Minister of Ecclesiastical Affairs
- In office 15 December 2022 – 23 November 2023
- Prime Minister: Mette Frederiksen
- Preceded by: Ane Halsboe-Jørgensen
- Succeeded by: Morten Dahlin

Member of the Folketing
- In office 13 November 2007 – 25 March 2026
- Constituency: Zealand

Personal details
- Born: 26 October 1977 (age 48) Slagelse, Denmark
- Party: Venstre
- Spouse: Torsten Schack Pedersen ​ ​(m. 2005)​

= Louise Schack Elholm =

Danish politician (born 1977)

Louise Schack Elholm (born 26 October 1977) is a Danish politician who served as a member of the Folketing for the Venstre political party.

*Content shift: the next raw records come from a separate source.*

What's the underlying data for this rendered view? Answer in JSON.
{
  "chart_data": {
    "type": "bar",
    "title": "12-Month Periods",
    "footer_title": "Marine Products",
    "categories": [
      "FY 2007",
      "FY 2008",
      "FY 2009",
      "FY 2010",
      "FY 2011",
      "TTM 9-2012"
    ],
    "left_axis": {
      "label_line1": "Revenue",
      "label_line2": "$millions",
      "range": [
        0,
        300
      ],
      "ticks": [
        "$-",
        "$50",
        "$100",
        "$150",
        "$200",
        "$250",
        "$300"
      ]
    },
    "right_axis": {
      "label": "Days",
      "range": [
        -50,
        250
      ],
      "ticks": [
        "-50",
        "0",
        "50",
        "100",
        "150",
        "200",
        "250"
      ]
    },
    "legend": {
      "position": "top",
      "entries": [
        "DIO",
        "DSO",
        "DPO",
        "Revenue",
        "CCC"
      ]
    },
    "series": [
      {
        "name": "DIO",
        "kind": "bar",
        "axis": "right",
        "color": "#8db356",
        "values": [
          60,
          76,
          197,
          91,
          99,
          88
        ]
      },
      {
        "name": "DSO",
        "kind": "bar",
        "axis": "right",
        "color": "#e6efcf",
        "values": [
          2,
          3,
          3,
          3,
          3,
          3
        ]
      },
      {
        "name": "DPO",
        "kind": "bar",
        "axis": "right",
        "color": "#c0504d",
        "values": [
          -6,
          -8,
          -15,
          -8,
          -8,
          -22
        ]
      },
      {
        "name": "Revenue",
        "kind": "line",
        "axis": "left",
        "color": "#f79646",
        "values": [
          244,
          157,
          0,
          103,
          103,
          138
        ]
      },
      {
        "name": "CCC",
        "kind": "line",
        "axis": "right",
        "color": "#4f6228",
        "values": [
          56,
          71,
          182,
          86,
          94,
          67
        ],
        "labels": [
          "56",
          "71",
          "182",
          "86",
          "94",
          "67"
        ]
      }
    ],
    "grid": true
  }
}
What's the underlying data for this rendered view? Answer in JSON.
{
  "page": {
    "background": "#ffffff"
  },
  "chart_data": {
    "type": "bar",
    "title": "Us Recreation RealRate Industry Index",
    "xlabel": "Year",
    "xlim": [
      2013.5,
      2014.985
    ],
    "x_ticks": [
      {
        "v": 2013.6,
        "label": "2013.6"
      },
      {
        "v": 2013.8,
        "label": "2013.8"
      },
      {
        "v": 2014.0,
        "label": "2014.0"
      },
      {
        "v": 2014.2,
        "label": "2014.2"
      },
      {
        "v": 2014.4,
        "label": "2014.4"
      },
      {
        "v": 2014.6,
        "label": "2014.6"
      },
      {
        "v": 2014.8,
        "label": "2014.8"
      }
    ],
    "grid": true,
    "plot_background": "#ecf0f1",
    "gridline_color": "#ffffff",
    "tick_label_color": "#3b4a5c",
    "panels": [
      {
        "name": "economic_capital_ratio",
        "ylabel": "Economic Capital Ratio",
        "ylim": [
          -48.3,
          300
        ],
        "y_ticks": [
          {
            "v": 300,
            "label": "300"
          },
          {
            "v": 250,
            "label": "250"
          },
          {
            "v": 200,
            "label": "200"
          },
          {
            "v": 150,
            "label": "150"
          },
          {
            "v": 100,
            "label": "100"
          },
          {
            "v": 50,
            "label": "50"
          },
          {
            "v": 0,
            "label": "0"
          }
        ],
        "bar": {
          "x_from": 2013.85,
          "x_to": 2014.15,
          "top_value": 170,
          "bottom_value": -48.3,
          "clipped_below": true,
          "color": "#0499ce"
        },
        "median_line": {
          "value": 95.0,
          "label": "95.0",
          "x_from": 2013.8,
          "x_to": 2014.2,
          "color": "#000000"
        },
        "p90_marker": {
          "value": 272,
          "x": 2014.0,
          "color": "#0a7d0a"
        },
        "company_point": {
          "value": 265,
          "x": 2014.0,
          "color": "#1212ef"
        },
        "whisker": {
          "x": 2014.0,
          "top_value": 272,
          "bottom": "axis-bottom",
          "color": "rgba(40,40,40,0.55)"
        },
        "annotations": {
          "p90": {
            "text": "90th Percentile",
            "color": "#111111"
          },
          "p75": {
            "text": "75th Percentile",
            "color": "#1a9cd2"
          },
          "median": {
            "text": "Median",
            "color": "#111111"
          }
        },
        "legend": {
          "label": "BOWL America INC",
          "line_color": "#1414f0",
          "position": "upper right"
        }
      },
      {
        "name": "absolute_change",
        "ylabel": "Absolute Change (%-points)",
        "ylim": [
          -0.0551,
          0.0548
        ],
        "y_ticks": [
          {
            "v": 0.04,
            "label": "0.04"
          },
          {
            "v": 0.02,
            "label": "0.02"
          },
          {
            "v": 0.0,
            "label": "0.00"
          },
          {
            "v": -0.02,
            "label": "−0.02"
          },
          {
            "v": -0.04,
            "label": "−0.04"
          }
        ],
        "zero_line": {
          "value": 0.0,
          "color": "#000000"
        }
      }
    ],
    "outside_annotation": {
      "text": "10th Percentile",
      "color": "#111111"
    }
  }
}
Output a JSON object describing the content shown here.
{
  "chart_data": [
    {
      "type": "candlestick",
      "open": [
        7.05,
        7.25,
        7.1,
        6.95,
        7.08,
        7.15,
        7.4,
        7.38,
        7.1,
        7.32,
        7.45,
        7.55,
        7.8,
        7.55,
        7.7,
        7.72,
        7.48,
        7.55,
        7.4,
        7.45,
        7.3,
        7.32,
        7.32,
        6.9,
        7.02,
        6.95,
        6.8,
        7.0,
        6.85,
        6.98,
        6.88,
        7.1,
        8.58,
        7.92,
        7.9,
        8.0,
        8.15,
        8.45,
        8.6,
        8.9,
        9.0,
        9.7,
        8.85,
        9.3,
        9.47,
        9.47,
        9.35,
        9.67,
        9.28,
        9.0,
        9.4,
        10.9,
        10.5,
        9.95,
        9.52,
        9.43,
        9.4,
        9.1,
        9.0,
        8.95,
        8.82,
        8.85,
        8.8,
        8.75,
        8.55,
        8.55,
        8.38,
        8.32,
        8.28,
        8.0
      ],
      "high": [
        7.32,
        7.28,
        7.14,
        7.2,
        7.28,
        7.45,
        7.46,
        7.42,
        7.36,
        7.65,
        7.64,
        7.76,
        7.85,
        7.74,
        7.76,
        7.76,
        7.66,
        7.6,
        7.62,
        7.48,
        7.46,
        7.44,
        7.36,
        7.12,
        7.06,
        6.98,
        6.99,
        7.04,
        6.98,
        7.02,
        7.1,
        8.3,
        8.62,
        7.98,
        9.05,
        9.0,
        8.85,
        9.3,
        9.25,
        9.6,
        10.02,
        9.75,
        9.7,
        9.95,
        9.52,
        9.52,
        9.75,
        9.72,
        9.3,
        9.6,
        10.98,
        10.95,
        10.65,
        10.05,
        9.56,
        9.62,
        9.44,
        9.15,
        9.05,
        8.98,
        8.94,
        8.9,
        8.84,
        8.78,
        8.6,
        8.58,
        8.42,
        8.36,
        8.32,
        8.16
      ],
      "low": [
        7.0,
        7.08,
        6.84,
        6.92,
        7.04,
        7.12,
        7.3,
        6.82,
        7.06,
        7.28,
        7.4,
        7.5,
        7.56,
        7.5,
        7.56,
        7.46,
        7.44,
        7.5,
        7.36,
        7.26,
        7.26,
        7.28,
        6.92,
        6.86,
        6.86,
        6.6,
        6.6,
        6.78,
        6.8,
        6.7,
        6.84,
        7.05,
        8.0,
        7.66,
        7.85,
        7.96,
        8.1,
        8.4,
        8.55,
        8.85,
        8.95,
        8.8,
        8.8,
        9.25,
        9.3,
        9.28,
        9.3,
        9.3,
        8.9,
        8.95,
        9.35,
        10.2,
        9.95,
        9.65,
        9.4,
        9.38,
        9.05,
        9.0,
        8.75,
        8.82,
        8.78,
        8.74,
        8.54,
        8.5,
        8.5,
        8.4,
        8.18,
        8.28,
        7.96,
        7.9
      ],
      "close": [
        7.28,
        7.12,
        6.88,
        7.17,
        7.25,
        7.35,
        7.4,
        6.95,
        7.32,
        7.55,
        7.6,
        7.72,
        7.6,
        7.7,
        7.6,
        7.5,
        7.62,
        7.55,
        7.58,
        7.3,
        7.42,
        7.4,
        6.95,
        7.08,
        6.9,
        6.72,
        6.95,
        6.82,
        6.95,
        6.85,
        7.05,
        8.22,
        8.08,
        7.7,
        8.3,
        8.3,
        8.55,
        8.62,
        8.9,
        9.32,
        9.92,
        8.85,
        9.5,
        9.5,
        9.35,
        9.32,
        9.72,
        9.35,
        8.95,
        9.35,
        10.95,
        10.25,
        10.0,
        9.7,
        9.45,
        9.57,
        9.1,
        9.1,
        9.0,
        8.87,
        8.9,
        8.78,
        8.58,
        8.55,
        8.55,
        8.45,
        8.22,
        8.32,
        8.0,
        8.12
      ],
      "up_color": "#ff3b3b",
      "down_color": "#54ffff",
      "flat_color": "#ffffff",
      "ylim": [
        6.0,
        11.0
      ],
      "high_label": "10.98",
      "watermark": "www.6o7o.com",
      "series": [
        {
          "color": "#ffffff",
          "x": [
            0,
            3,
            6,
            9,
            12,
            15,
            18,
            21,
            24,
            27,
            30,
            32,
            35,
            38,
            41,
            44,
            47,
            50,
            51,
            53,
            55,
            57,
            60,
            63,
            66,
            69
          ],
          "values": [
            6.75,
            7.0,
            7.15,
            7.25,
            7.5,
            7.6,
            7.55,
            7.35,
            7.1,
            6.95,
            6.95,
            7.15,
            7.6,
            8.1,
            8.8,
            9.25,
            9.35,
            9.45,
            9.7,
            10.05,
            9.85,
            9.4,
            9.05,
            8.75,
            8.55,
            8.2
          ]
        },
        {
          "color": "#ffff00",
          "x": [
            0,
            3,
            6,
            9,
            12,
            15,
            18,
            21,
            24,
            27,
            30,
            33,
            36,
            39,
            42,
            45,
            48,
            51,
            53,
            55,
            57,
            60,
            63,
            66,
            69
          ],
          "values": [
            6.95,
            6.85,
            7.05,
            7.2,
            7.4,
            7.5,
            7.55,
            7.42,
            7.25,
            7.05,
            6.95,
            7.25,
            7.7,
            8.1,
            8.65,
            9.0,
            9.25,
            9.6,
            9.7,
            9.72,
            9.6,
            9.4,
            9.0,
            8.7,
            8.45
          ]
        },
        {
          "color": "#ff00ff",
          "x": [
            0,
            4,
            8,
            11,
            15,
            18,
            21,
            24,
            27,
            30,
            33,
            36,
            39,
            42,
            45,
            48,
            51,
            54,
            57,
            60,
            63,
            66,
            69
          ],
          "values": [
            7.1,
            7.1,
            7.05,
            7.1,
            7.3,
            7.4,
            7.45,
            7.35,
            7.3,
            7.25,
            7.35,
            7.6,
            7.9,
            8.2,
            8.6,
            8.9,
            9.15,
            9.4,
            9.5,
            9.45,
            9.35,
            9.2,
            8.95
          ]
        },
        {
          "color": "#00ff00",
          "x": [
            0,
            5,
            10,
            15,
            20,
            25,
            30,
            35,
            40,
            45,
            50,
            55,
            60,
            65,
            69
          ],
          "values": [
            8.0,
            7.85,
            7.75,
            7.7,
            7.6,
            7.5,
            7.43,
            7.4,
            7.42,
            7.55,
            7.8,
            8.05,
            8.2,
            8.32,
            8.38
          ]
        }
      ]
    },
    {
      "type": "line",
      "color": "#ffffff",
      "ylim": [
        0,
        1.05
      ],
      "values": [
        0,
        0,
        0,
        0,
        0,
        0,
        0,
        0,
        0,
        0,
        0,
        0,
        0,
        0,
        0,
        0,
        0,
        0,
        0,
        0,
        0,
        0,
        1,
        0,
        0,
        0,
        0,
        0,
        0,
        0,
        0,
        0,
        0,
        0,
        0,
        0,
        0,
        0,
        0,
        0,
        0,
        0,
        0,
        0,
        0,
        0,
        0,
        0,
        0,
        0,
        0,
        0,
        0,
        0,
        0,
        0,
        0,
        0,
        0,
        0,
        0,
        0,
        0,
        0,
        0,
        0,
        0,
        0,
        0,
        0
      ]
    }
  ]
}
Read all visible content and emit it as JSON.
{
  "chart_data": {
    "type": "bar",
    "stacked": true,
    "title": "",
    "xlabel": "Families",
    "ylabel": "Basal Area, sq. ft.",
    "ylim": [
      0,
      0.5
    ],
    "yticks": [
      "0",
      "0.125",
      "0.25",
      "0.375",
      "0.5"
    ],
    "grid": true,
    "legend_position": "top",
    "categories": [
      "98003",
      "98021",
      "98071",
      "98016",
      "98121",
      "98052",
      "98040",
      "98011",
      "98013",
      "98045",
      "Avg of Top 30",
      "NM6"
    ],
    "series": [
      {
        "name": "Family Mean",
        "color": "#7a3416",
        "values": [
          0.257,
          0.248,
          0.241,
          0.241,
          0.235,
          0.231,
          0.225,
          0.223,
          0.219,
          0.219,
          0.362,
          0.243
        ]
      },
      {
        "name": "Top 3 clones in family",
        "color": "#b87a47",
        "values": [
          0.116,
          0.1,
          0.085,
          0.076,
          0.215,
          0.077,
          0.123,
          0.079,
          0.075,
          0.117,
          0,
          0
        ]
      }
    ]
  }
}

She was elected into parliament at the 2007 Danish general election. She also served as minister of ecclesiastical affairs between 2022 and 2023.

==Political career==
Elholm was first elected into the Folketing in the 2007 general election. She was reelected in 2011 with 5,379	votes cast for her. In the 2015 election she was elected with 3,185 votes and in 2019 with 4,229 votes. Elholm, along with her husband, failed to get re-elected in the 2026 election.

From 15 December 2022 to 23 November 2023, Elholm was appointed minister of ecclesiastical affairs in Mette Frederiksen's second cabinet.

== Personal life ==
Elholm is married to fellow Venstre politician Torsten Schack Pedersen. The couple has two children.